Transylvania is the clear draw for castle-hunters: Bran Castle (marketed as Dracula's Castle), Peleș Castle, and Corvin Castle (Hunedoara Castle) are genuinely spectacular and spread across a scenic mountain region. Bucharest's Palace of Parliament (Palatul Parlamentului) is a landmark of a different kind — the second-largest administrative building on earth, built under communist rule.
Transylvania's Sighișoara Medieval Citadel is a genuinely preserved medieval town, still inhabited, and the ASTRA National Museum Complex in Sibiu adds an open-air folk architecture museum. Bucharest's Lipscani (Old Town) is smaller and more nightlife-driven, with the National Museum of Art of Romania (MNAR) as its cultural anchor.
Transylvania rewards a road trip or multi-town itinerary through the Carpathian mountains, with dramatically different scenery from town to town. Bucharest is a single, dense capital city best explored on foot or by metro over two or three days, without the driving required to see Transylvania properly.

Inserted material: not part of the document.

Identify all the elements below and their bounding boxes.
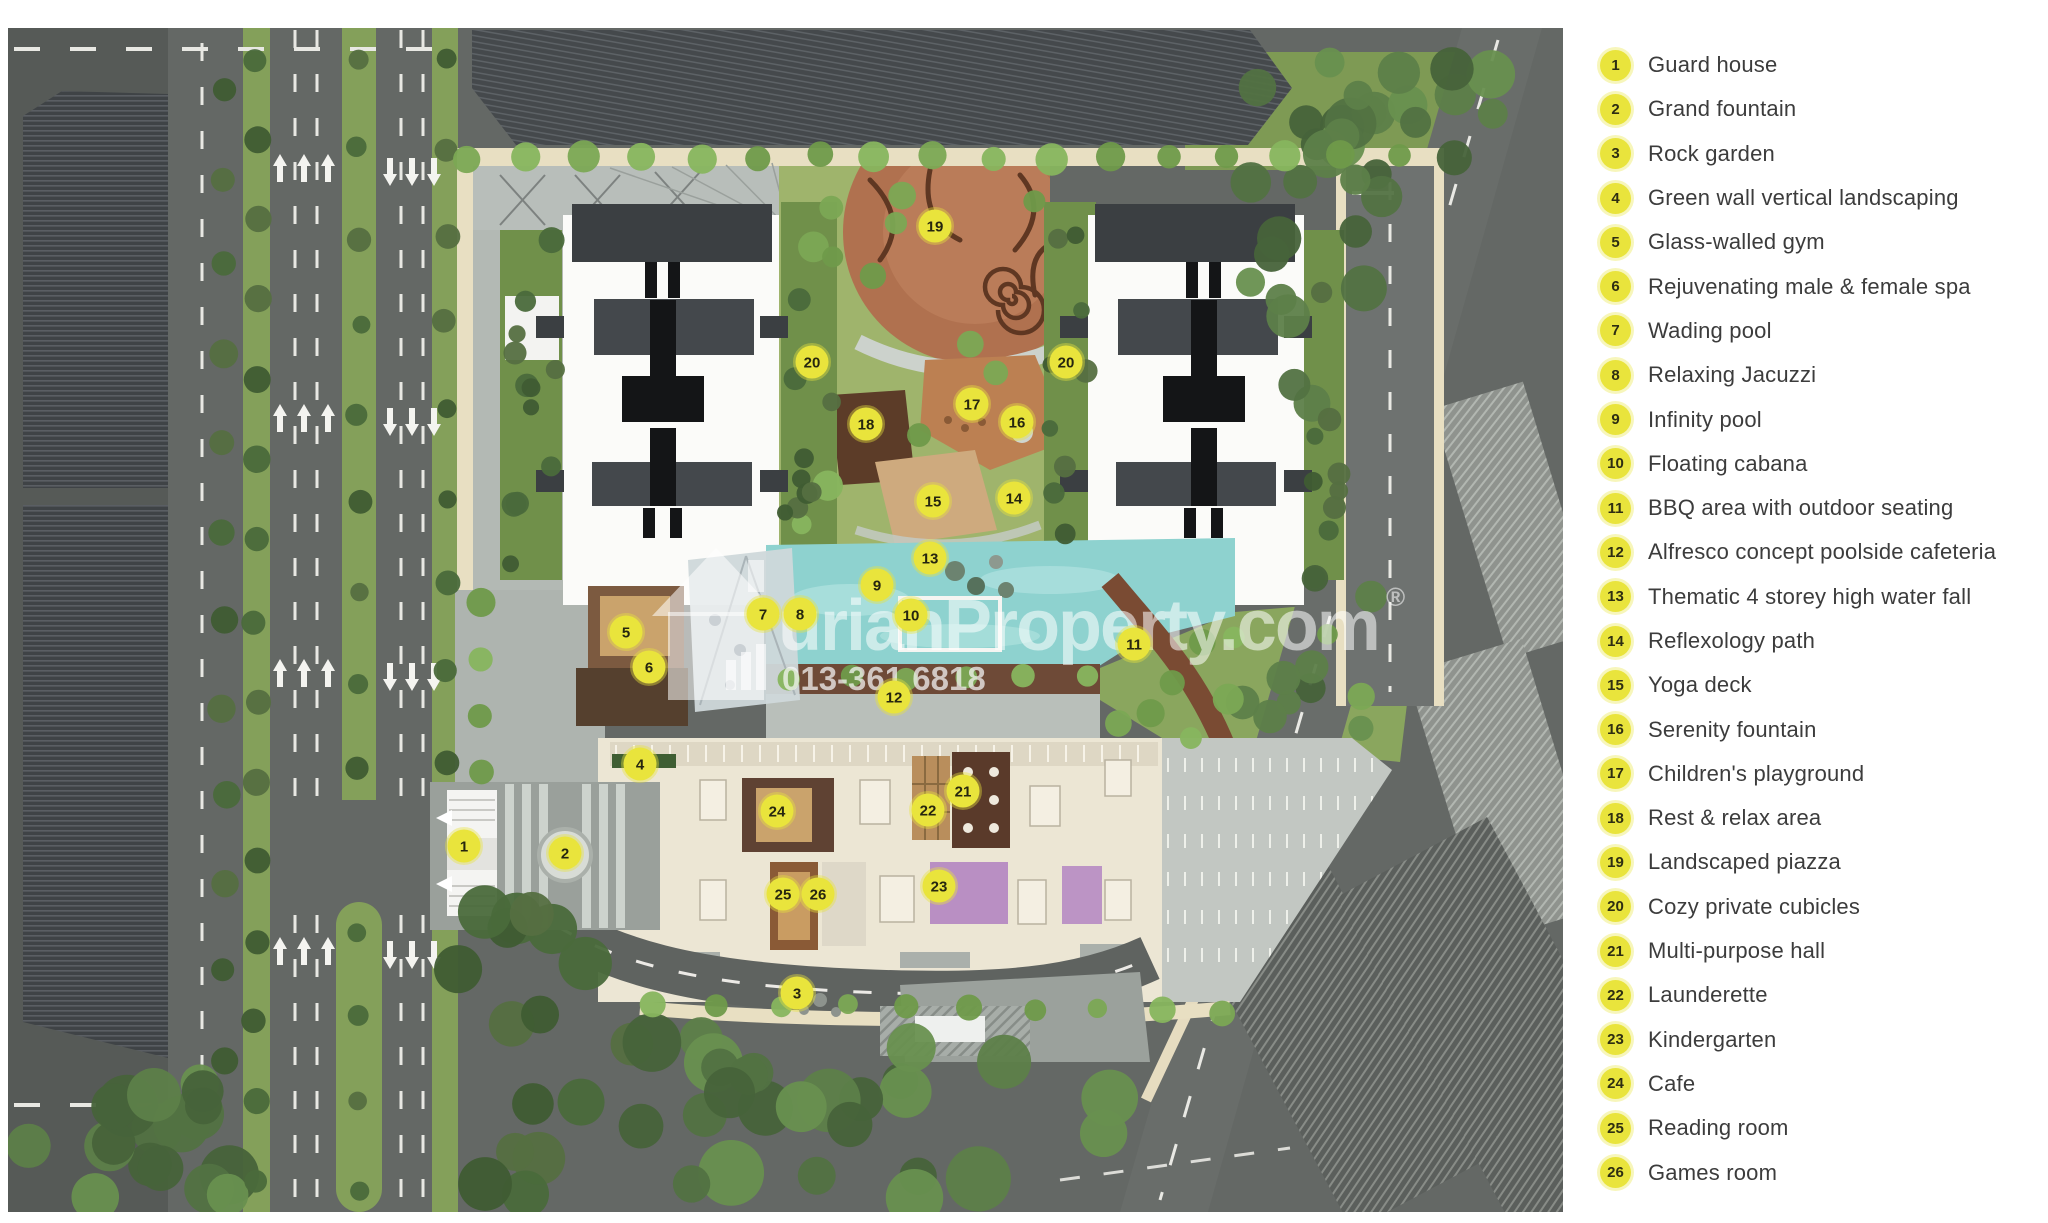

Bucharest has Romania's main international airport and the most direct flights, making it the natural entry point. Transylvania is best reached by car or train from Bucharest, and a rental car is genuinely useful for reaching castles and towns that aren't on a single train line.
Choose Bucharest as your entry point and for a compact capital-city stop with communist-era history. Choose Transylvania for castles, medieval towns, and mountain scenery — the region most people picture when they think of Romania. Most trips combine both: a couple of days in Bucharest, then a drive or train north into Transylvania.